Away from the front, the atmosphere grew febrile during the winter of 1916 as bread shortages stoked fears of looming social disorder, and exposed the tsarist court – over which Tsarina Alexandra and her latest mystical adviser Rasputin presided in the absence of her husband – to ever more scurrilous rumour and the hatred of broad swathes of public opinion. Not even the murder of Rasputin that December, however, could stem the tide of discontent and by late February 1917 attempts at the violent suppression of spontaneous mass protests in St Petersburg at the shortages of bread had propelled the city into a state of open revolt. Even
the most prominent fulminators of revolution were caught unawares. As power in the city devolved to the twin institutions of the Provisional government and the Soviet of Workers’ Deputies, following the garrison’s refusal of orders and then its desertion, and central authority began to collapse across the empire with even villages declaring themselves ‘autonomous republics’, the tide of change became irresistible. It took the intervention of his generals to convince Tsar Nicholas that his abdication was unavoidable, but for all his air of denial he must already have known the game was up. A fortnight earlier, Gérard Encausse, Rasputin’s forebear as the imperial family’s favourite mystic, had died in Paris: as long as he lived, he had promised, the tsar would retain his crown.

On being appointed minister of justice in the Provisional government, Alexander Kerensky, who alone also served on the executive committee of the Soviet, cemented his position as the great hope of the new Russian politics by ordering the immediate release of all political prisoners.

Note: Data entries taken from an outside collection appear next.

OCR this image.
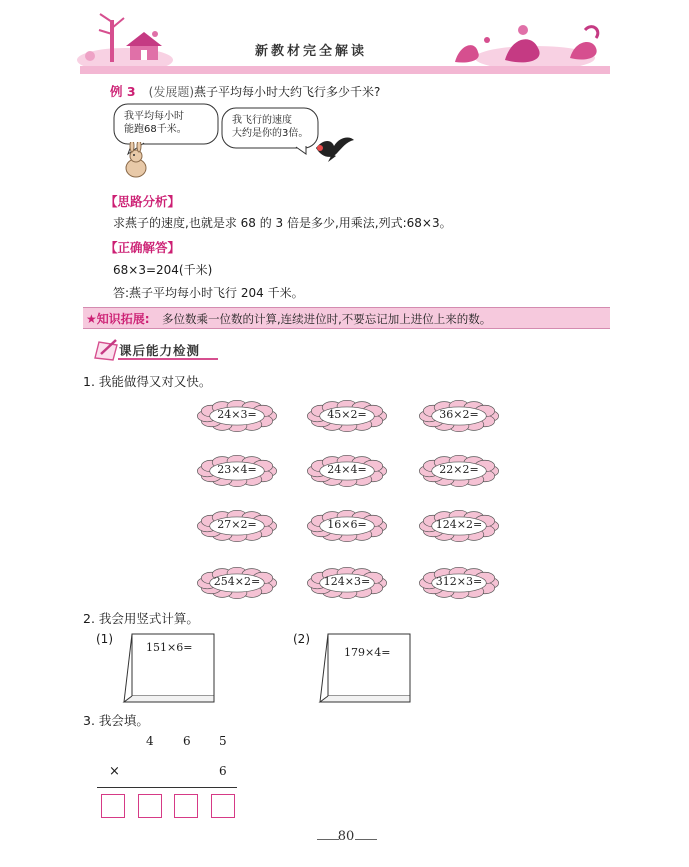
新教材完全解读
例 3 (发展题)燕子平均每小时大约飞行多少千米?
我平均每小时
能跑68千米。
我飞行的速度
大约是你的3倍。
【思路分析】
求燕子的速度,也就是求 68 的 3 倍是多少,用乘法,列式:68×3。
【正确解答】
68×3=204(千米)
答:燕子平均每小时飞行 204 千米。
★知识拓展: 多位数乘一位数的计算,连续进位时,不要忘记加上进位上来的数。
课后能力检测
1. 我能做得又对又快。
24×3=	45×2=	36×2=
23×4=	24×4=	22×2=
27×2=	16×6=	124×2=
254×2=	124×3=	312×3=
2. 我会用竖式计算。
(1)
151×6=
(2)
179×4=
3. 我会填。
4 6 5
×	6
80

Forty years after he had last seen his homeland, Kropotkin received the news with exultation: ‘what they reproached us with as a fantastic Utopia has been accomplished without a single casualty,’ he wrote, not quite accurately and wholly prematurely. Yet even amidst the excitement he may have felt a twinge of envy. In accordance with Kerensky’s instruction that the returning martyrs of the revolution should be greeted with public acclamation, Vera Figner and German Lopatin, along with other ‘heroes and heroines of terrorism’, were given the imperial box of the Mariinsky theatre at a celebratory concert: ‘old gentlemen and several old ladies, with grave, worn, curiously expressive and unforgettable faces’.

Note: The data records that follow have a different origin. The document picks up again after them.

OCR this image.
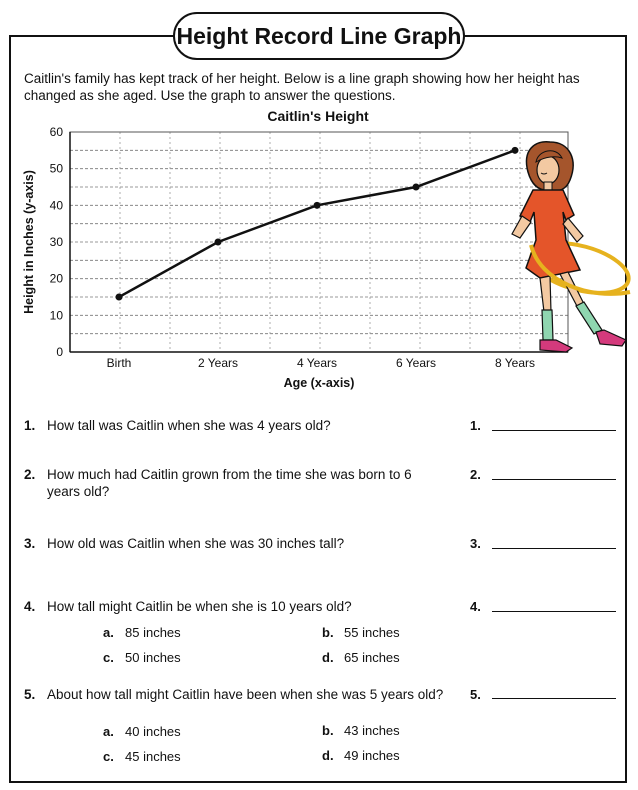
Height Record Line Graph
Caitlin's family has kept track of her height. Below is a line graph showing how her height has changed as she aged. Use the graph to answer the questions.
Caitlin's Height
0
10
20
30
40
50
60
Birth	2 Years	4 Years	6 Years	8 Years
Age (x-axis)
Height in Inches (y-axis)
1. How tall was Caitlin when she was 4 years old?	1.
2. How much had Caitlin grown from the time she was born to 6 years old?
2.
3. How old was Caitlin when she was 30 inches tall?	3.
4. How tall might Caitlin be when she is 10 years old?	4.
a. 85 inches	b. 55 inches
c. 50 inches	d. 65 inches
5. About how tall might Caitlin have been when she was 5 years old? 5.
a. 40 inches	b. 43 inches
c. 45 inches	d. 49 inches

‘I shivered to think of all that the little party stood for in the way of physical suffering and moral torment, borne in silence and buried in oblivion,’ recorded the French ambassador, Maurice Paléologue, as the orchestra struck up the ‘Marseillaise’. When reviewing a French naval squadron in 1893, Alexander III had cut short its rendition after a single verse, but now it was Russia’s new national anthem, its conclusion met with cries of ‘Long live the Revolution!’ and ‘Long live France!’ Mounting the conductor’s podium, elegant and ‘utterly unaffected’, in calm, level tones Figner intoned a litany listing all those who had died under tsarist persecution, reducing nearly all those present to tears. ‘What an epilogue to Kropotkin’s
Memoirs
, or Dostoevsky’s
Memories of the House of the Dead!’
Paléologue averred, but Kropotkin himself was not there to bear witness.

The effects of Kropotkin’s past imprisonment and a life spent sublimating disappointments had undoubtedly accelerated the ravages of time on a man who, half a century earlier, had been able to endure a journey
post-haste from Siberia to St Petersburg, much of it by sled. By 1912, he was writing to Edward Carpenter to express his regrets that they would be unlikely to meet again as he only ventured up to London from his south coast retreat during the summer months. Nevertheless, the prospect of a victorious homecoming rejuvenated Kropotkin to the extent that within a few weeks of the Mariinsky concert he embarked at Aberdeen for the North Sea crossing, his decision to transport fifty crates of books to Russia, with only his wife to assist him, a true bibliophile’s statement of intent.